The map below shows the considerable and dominant EEZ in Europe in red.

An exclusive economic zone (EEZ) is a sea zone prescribed by the 1982 United Nations Convention on the Law of the Sea over which a state has special rights regarding the exploration and use of marine resources, including energy production from water and wind. It stretches from the baseline out to 200 nautical miles (nmi) from its coast. The term does not include either the territorial sea or the continental shelf beyond the 200 nmi limit. The difference between the territorial sea and the exclusive economic zone is that the first confers full sovereignty over the waters, whereas the second is merely a “sovereign right” which refers to the coastal state’s rights below the surface of the sea.

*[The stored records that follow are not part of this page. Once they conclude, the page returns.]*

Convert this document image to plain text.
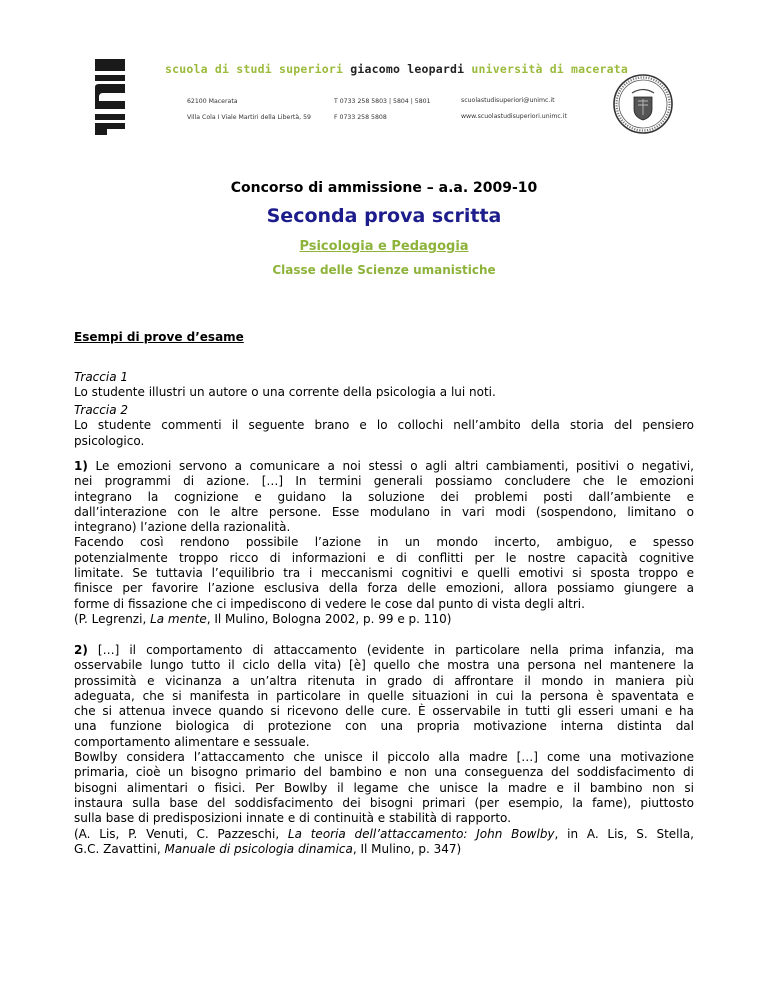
scuola di studi superiori giacomo leopardi università di macerata
62100 Macerata
Villa Cola I Viale Martiri della Libertà, 59
T 0733 258 5803 | 5804 | 5801
F 0733 258 5808
scuolastudisuperiori@unimc.it
www.scuolastudisuperiori.unimc.it
Concorso di ammissione – a.a. 2009-10
Seconda prova scritta
Psicologia e Pedagogia
Classe delle Scienze umanistiche
Esempi di prove d’esame

Traccia 1

Lo studente illustri un autore o una corrente della psicologia a lui noti.

Traccia 2

Lo studente commenti il seguente brano e lo collochi nell’ambito della storia del pensiero

psicologico.

1) Le emozioni servono a comunicare a noi stessi o agli altri cambiamenti, positivi o negativi,

nei programmi di azione. […] In termini generali possiamo concludere che le emozioni

integrano la cognizione e guidano la soluzione dei problemi posti dall’ambiente e

dall’interazione con le altre persone. Esse modulano in vari modi (sospendono, limitano o

integrano) l’azione della razionalità.

Facendo così rendono possibile l’azione in un mondo incerto, ambiguo, e spesso

potenzialmente troppo ricco di informazioni e di conflitti per le nostre capacità cognitive

limitate. Se tuttavia l’equilibrio tra i meccanismi cognitivi e quelli emotivi si sposta troppo e

finisce per favorire l’azione esclusiva della forza delle emozioni, allora possiamo giungere a

forme di fissazione che ci impediscono di vedere le cose dal punto di vista degli altri.

(P. Legrenzi, La mente, Il Mulino, Bologna 2002, p. 99 e p. 110)

2) […] il comportamento di attaccamento (evidente in particolare nella prima infanzia, ma

osservabile lungo tutto il ciclo della vita) [è] quello che mostra una persona nel mantenere la

prossimità e vicinanza a un’altra ritenuta in grado di affrontare il mondo in maniera più

adeguata, che si manifesta in particolare in quelle situazioni in cui la persona è spaventata e

che si attenua invece quando si ricevono delle cure. È osservabile in tutti gli esseri umani e ha

una funzione biologica di protezione con una propria motivazione interna distinta dal

comportamento alimentare e sessuale.

Bowlby considera l’attaccamento che unisce il piccolo alla madre […] come una motivazione

primaria, cioè un bisogno primario del bambino e non una conseguenza del soddisfacimento di

bisogni alimentari o fisici. Per Bowlby il legame che unisce la madre e il bambino non si

instaura sulla base del soddisfacimento dei bisogni primari (per esempio, la fame), piuttosto

sulla base di predisposizioni innate e di continuità e stabilità di rapporto.

(A. Lis, P. Venuti, C. Pazzeschi, La teoria dell’attaccamento: John Bowlby, in A. Lis, S. Stella,

G.C. Zavattini, Manuale di psicologia dinamica, Il Mulino, p. 347)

As an independent coastal state under the UN Convention on the Law of the Sea, the United Kingdom will be required to manage the living resources and fishing activities within its Exclusive Economic Zone in a sustainable way. Consequently, it will be for the UK Government, and the Devolved Administrations, to develop and implement a domestic fisheries policy after withdrawal from the EU. In declaring an Exclusive Economic Zone independent from EU waters, the UK would be able to control the access that foreign vessels have to fishing in UK waters. It will be for the Government of the day to decide whether the principle of equal access should be preserved, and the extent to which foreign vessels should be granted access to fishing in the UK EEZ.

The issues are relatively complex as several continental European countries have economic interests in the fisheries that lie within Britain’s EEZ. Britain could elect to continue to allow access or could deny it which could see a return to the Cod Wars of last century when there was frequent conflict between British and Icelandic fishermen in the Atlantic.

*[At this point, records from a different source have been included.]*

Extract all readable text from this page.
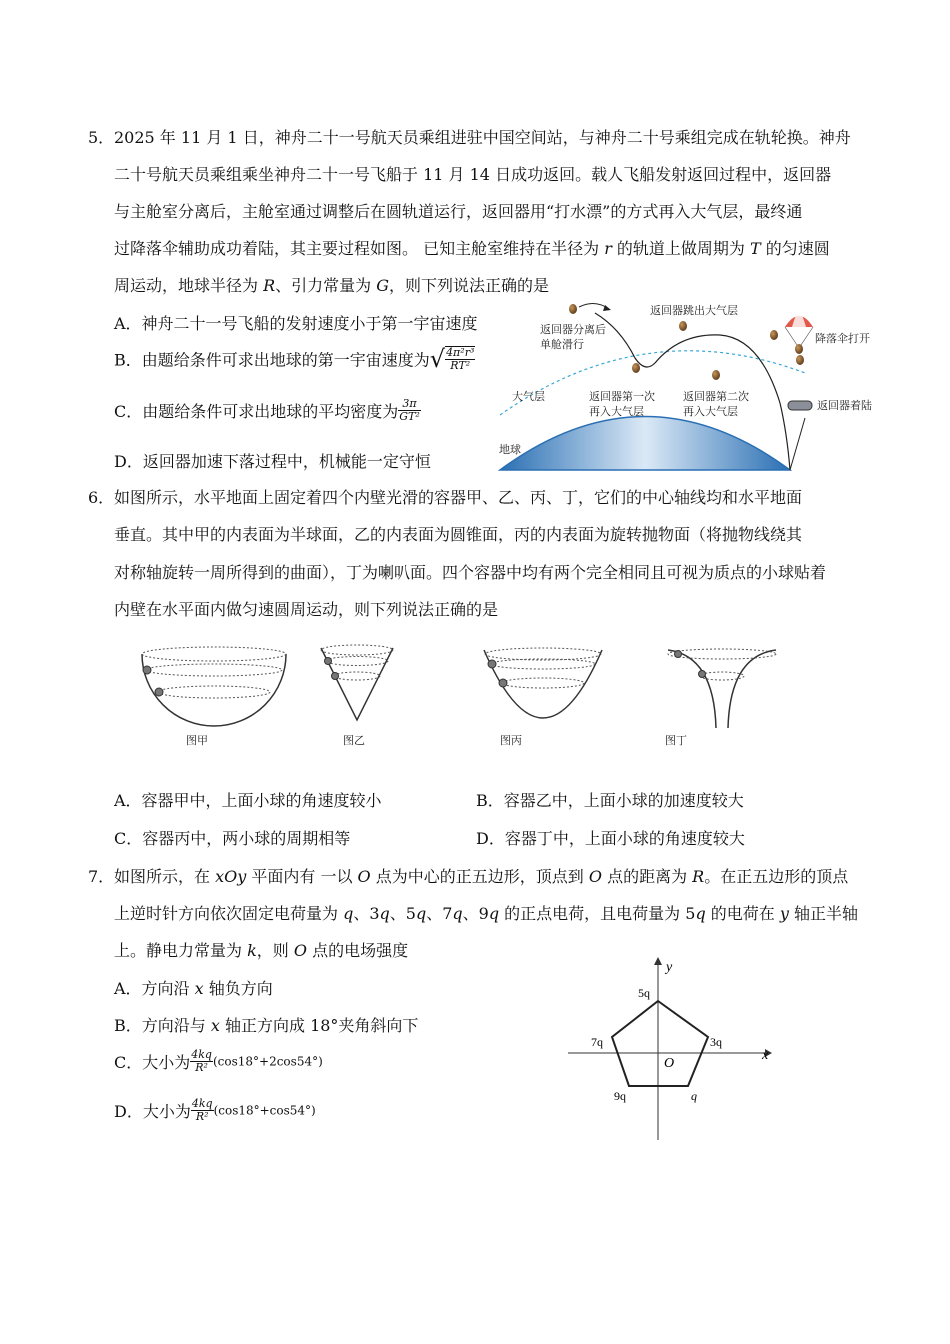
5． 2025 年 11 月 1 日，神舟二十一号航天员乘组进驻中国空间站，与神舟二十号乘组完成在轨轮换。神舟
二十号航天员乘组乘坐神舟二十一号飞船于 11 月 14 日成功返回。载人飞船发射返回过程中，返回器
与主舱室分离后，主舱室通过调整后在圆轨道运行，返回器用“打水漂”的方式再入大气层，最终通
过降落伞辅助成功着陆，其主要过程如图。 已知主舱室维持在半径为 r 的轨道上做周期为 T 的匀速圆
周运动，地球半径为 R、引力常量为 G，则下列说法正确的是
A．神舟二十一号飞船的发射速度小于第一宇宙速度
B．由题给条件可求出地球的第一宇宙速度为√ $\frac{\text{4π²r³}}{\text{RT²}}$
C．由题给条件可求出地球的平均密度为 $\frac{3\pi}{\text{GT²}}$
D．返回器加速下落过程中，机械能一定守恒
返回器分离后
单舱滑行
返回器跳出大气层
降落伞打开
大气层	返回器第一次
再入大气层
返回器第二次
再入大气层	返回器着陆
地球
6． 如图所示，水平地面上固定着四个内壁光滑的容器甲、乙、丙、丁，它们的中心轴线均和水平地面
垂直。其中甲的内表面为半球面，乙的内表面为圆锥面，丙的内表面为旋转抛物面（将抛物线绕其
对称轴旋转一周所得到的曲面），丁为喇叭面。四个容器中均有两个完全相同且可视为质点的小球贴着
内壁在水平面内做匀速圆周运动，则下列说法正确的是
图甲	图乙	图丙	图丁
A．容器甲中，上面小球的角速度较小	B．容器乙中，上面小球的加速度较大
C．容器丙中，两小球的周期相等	D．容器丁中，上面小球的角速度较大
7． 如图所示，在 xOy 平面内有 一以 O 点为中心的正五边形，顶点到 O 点的距离为 R。在正五边形的顶点
上逆时针方向依次固定电荷量为 q、3q、5q、7q、9q 的正点电荷，且电荷量为 5q 的电荷在 y 轴正半轴
上。静电力常量为 k，则 O 点的电场强度
A．方向沿 x 轴负方向
B．方向沿与 x 轴正方向成 18°夹角斜向下
C．大小为 $\frac{4kq}{\text{R²}} (\cos 18^\circ+2\cos 54^\circ)$
D．大小为 $\frac{4kq}{\text{R²}} (\cos 18^\circ+\cos 54^\circ)$
y
x
O
5q
7q	3q
9q	q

The Cod Wars were a national humiliation in the period 1958-1976, will it happen again?

Alternatively and more likely, as an interim move Britain could modify the quota system under the Common Fisheries Policy to the greater benefit of British coastal communities.

Reversion of its rights following BREXIT will be a hard fought battle but one worth fighting as it will allow for rapid expansion of the domestic fishing industry, decimated by Brussels and revitalize coastal communities which have supported BREXIT.